International law is in a rough period. Since 2016 institutions as varied as the European Court of Human Rights, the World Trade Organization, and the International Criminal Court have been harshly criticized by politicians chafing at their strictures. The reasons for growing dissatisfaction vary. Africans unhappy with human rights prosecutions can point to a disproportionate prosecutorial focus on their continent. Russia and China see conflicts between their geopolitical ambitions and liberal norms. And the United States – a frequent target of trade dispute settlements – has had gripes with international legal systems for years. President Donald Trump expresses them out loud when he calls the World Trade Organization a “catastrophe.”

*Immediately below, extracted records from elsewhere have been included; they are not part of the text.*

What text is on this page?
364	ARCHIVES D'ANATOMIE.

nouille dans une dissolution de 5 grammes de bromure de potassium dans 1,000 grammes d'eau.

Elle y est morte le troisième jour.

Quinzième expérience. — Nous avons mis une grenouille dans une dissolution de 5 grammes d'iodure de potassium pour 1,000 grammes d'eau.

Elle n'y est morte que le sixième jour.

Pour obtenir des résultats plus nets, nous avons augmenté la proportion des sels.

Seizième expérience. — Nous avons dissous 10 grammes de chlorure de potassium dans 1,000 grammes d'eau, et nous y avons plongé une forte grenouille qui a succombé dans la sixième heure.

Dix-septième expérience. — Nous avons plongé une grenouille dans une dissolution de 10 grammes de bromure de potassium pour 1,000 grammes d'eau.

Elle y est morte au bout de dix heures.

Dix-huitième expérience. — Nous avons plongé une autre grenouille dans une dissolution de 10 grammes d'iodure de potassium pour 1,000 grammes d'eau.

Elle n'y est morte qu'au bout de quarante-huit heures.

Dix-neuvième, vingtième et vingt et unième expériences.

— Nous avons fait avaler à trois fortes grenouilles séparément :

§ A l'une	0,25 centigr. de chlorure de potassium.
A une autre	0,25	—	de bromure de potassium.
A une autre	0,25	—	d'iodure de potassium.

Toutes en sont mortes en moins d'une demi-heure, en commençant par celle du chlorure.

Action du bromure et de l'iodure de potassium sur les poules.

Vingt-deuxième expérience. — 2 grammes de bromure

Criticisms of the Investor-State Dispute Settlement Process
In gripes about international law, few other procedures have been singled out for as much scorn as the investor-state dispute settlement system – which for simplicity I will call “investment law.” Incorporated into thousands of treaties signed in recent decades, the dispute settlement system allows multinational investors to challenge regulations imposed by host governments before three-arbitrator tribunals. The challenged nation appoints one arbiter; the company appoints a second and has a say on the third. These arbitrators decide only the case at hand, but their members rely on a regular flow of litigants for repeat business.
Without these treaties, foreign companies with a gripe about national policy would have to seek to influence local legislators or make cases to local tenured judges. Their claims would be limited to whatever was allowed under domestic law, and the judge would have no financial stake in her decision. In the United States for example, companies unhappy with Environmental Protection Agency proposals can sue the government. But assuming an agency is acting constitutionally, plaintiffs cannot win monetary settlements just for having to comply with rules that every other company faces.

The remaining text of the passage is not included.